How to Help Your Depressed Child

Childhood depression can often be mistaken as just child-like hormones as a part of growing up. According to the Child Mind Institute Children’s Mental Health Report, 60% of children with diagnosable depression are not in treatment. It is important not to ignore the signs of childhood depression and to create a safety plan to ensure that your child never considers suicide as an option.

You may think that if your child is always in a bad mood or is anti-social that they are just being moody. The truth is that depression is a sadness that is affecting their everyday life. All of the things that they used to enjoy like spending time with their friends or the effort they used to put into getting good grades is gone. They may be telling you that they are not hungry or have been skipping lunch at school. You may have heard them say things like “I don’t care anymore” or “I’m worthless.” They could get a lot of headaches as a result of their stress and have no care for the future. If you see any of these signs on a daily basis, do not ignore them and feel like they will go away with time.

In order to avoid feeling like you could have done something to prevent your child from hurting themselves, communicate with your child. Talk to your child about how they are feeling and if there is anything going on at school that is bothering them. They may feel hesitant to talk to you in believing that you are not minding your own business or that you are looking to change them. Just explain to your child the changes that you have noticed in them and speak to them like they should be comfortable enough to tell you anything.

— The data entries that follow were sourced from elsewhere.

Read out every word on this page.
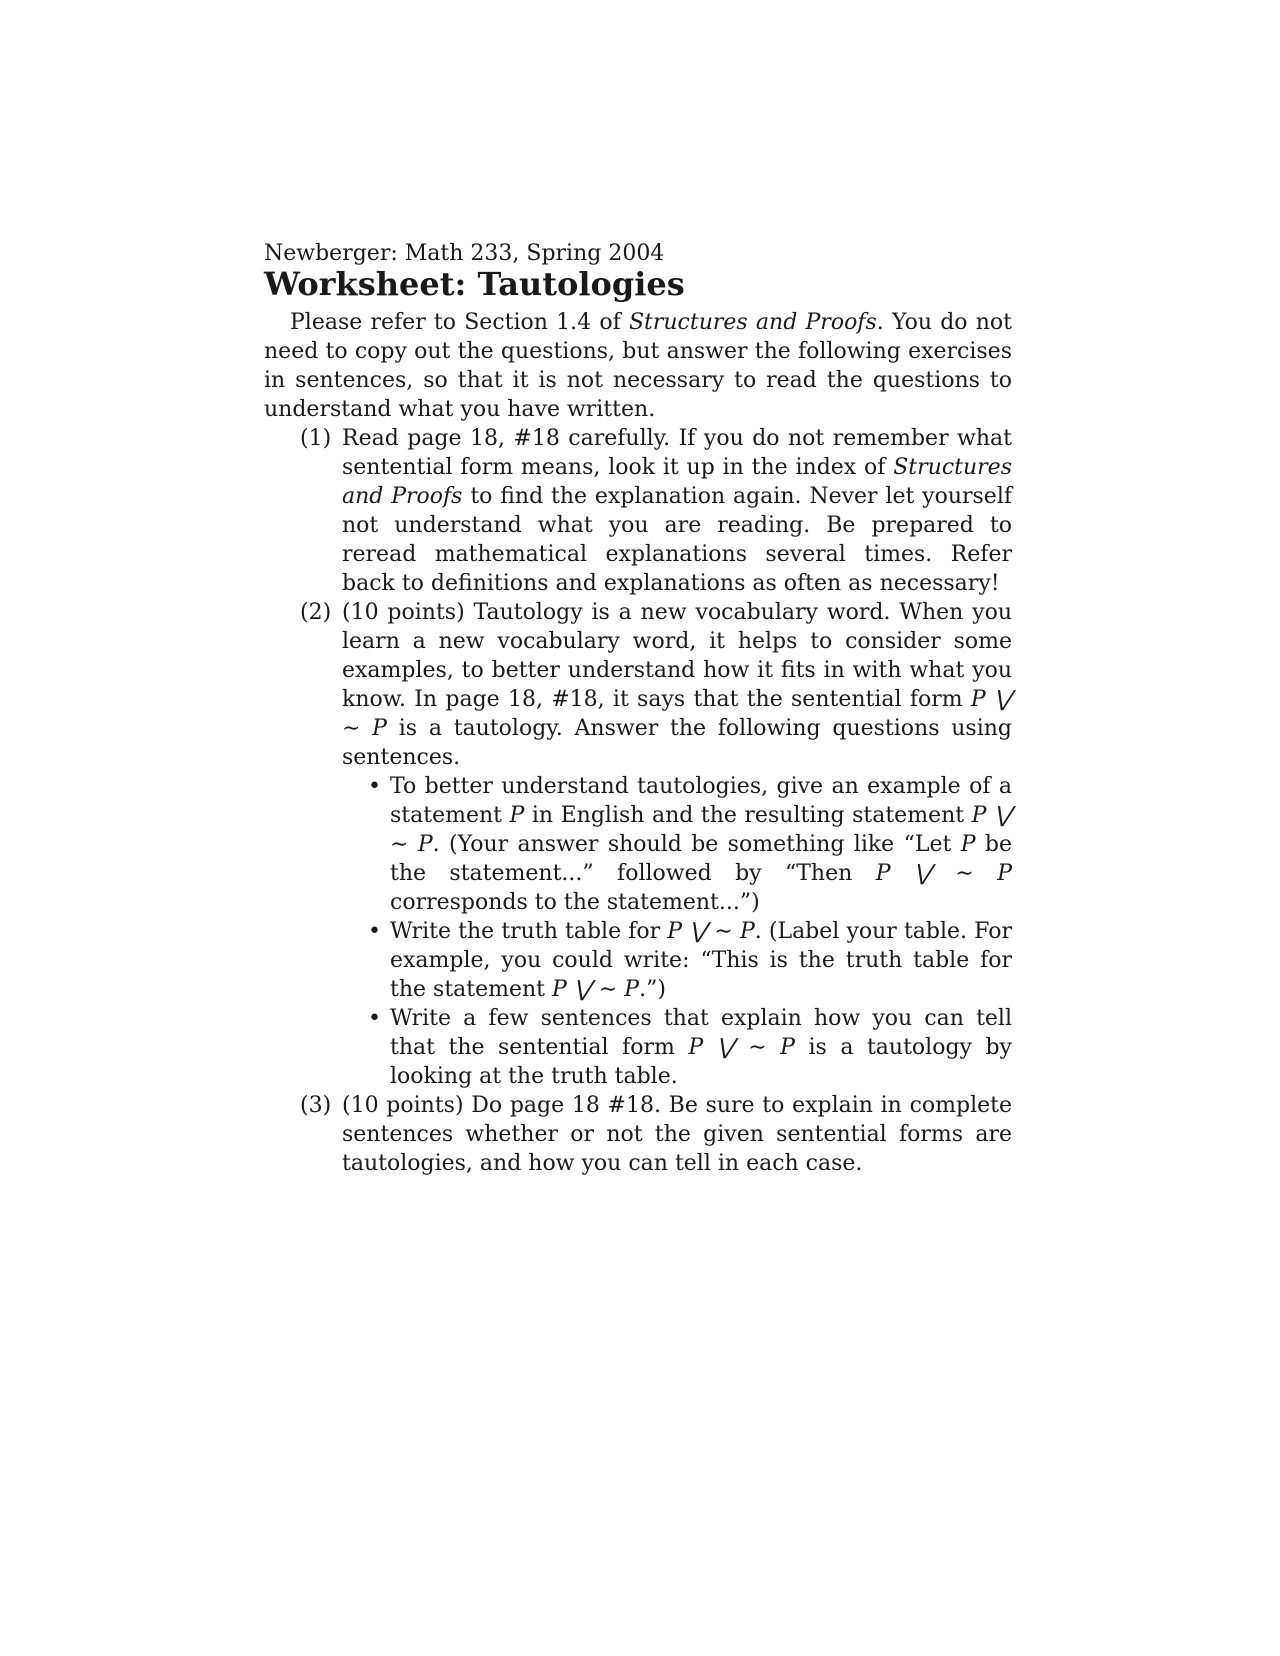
Newberger: Math 233, Spring 2004

Worksheet: Tautologies

Please refer to Section 1.4 of Structures and Proofs. You do not need to copy out the questions, but answer the following exercises in sentences, so that it is not necessary to read the questions to understand what you have written.

(1) Read page 18, #18 carefully. If you do not remember what sentential form means, look it up in the index of Structures and Proofs to find the explanation again. Never let yourself not understand what you are reading. Be prepared to reread mathematical explanations several times. Refer back to definitions and explanations as often as necessary!
(2) (10 points) Tautology is a new vocabulary word. When you learn a new vocabulary word, it helps to consider some examples, to better understand how it fits in with what you know. In page 18, #18, it says that the sentential form P ⋁ ∼ P is a tautology. Answer the following questions using sentences.
• To better understand tautologies, give an example of a statement P in English and the resulting statement P ⋁ ∼ P. (Your answer should be something like “Let P be the statement...” followed by “Then P ⋁ ∼ P corresponds to the statement...”)
• Write the truth table for P ⋁ ∼ P. (Label your table. For example, you could write: “This is the truth table for the statement P ⋁ ∼ P.”)
• Write a few sentences that explain how you can tell that the sentential form P ⋁ ∼ P is a tautology by looking at the truth table.
(3) (10 points) Do page 18 #18. Be sure to explain in complete sentences whether or not the given sentential forms are tautologies, and how you can tell in each case.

You should also call your child’s doctor as your child may have a medical condition that is the cause to their depression. Your doctor can refer your child to psychotherapy or prescribe them medication. From ages 12 through 21, your child’s doctor can also screen them for depression every year. Any suicidal thoughts your child will express to their doctor will treated like an emergency.

There is plenty that you can do for your child around the house. This includes making sure that your child eats, gets seven to eight hours of sleep, gets at least half and hour of exercise, and is socializing at school and being with their friends. You can suggest to them to join clubs of activities they would be interested in or to play sports to meet new people. If they are spending too much time on their phones or their computers, it means that they are not making real human connections. Tell them that they can be on their phones for no more than an hour and they need to spend the rest of that time interacting with their family or friends. When your kids accomplish something, make sure to compliment them for that so that they feel special and pleased with themselves.

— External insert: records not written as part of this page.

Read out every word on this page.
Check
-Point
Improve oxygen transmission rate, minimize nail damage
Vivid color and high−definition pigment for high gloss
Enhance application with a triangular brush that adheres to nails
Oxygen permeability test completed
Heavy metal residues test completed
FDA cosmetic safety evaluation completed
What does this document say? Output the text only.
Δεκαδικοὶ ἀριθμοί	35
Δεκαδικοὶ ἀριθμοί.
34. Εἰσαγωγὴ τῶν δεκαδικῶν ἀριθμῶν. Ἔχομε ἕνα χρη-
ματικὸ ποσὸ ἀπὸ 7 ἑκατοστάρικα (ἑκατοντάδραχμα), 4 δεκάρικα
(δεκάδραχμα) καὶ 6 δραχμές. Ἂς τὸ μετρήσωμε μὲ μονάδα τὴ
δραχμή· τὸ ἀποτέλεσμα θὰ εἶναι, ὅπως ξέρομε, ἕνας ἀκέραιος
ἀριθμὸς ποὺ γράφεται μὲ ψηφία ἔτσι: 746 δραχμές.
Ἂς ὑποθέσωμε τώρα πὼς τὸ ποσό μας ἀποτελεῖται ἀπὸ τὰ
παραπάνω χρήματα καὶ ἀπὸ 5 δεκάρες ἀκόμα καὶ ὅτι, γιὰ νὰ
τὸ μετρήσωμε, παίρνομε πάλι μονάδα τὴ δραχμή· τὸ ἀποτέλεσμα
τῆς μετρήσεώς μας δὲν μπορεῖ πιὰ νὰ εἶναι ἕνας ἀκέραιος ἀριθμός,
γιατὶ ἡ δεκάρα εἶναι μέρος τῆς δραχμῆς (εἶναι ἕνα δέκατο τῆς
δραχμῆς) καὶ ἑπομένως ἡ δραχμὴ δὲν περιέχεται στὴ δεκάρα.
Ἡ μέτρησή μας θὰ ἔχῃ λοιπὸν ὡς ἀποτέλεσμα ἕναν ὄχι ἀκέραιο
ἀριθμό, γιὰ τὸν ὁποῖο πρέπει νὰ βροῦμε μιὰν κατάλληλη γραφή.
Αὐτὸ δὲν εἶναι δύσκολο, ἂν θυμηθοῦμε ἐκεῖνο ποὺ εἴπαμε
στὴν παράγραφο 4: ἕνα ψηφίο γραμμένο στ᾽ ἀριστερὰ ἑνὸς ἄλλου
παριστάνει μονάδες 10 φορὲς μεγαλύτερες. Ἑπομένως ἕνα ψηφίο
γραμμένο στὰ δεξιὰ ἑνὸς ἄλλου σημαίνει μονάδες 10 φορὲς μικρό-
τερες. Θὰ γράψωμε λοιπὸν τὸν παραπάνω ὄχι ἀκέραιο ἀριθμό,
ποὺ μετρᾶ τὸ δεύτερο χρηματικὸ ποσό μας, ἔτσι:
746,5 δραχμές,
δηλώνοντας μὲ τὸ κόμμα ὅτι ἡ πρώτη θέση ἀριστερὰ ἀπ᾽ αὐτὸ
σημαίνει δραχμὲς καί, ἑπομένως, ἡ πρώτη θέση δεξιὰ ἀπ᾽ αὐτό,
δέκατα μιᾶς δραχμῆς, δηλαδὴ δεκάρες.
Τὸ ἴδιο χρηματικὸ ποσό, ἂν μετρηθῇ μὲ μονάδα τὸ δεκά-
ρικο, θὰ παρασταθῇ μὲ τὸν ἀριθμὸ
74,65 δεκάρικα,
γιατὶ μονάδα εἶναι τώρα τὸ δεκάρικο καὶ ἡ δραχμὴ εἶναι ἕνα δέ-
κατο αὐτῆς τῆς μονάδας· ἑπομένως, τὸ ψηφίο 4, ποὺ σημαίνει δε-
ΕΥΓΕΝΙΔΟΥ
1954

If your child is being bullied at school, speak to them about it as bullying is the major cause of mental health problems. If you see any bruises on your child, talk to them about it and know that there is a solution to end the bullying such as speaking to the principal. You should also speak to your child if they are dealing with a loss or are grieving. Loss can be very hard for a child to handle as it is a rude awakening of how sad the world can be. As a parent, it is your job to help make this tragic event easier for them. If you as a parent are grieving, take notice of your child as well and try to heal together by finding grief counseling resources in your area. Try your hardest to lessen the stress in your house such as helping your child with homework assignments that are too hard for them to do. If they have any big projects, try to organize them by helping them get supplies or make a checklist of everything that needs to be accomplished so not everything feels like it needs to be done at once.

Lock away guns, sharp knives, long ropes, medications, or alcohol in a place where your child cannot find them to avoid a suicide attempt. You never want them to feel like there is anything in their environment for them to hurt themselves. You should do some research yourself about what depression feels like for a child as well as a symptoms. What seems like crankiness or laziness could end up being a bigger problem later if you let the symptoms persist. If you have anyone in your family with a history of depression, it may be wise to talk to them about what to do about your child. Maybe that relative can speak to the child themselves to better educate them.

It is best to develop a treatment plan for your child where they attend therapy a certain amount of times a week as well as taking any medication to lessen their symptoms of depression. You can also make a list of people for your child to speak to in case the symptoms worsen. If your child is experiencing Suicidal Thoughts, please call the National Suicide Prevention Hotline at 1-800-273-8255.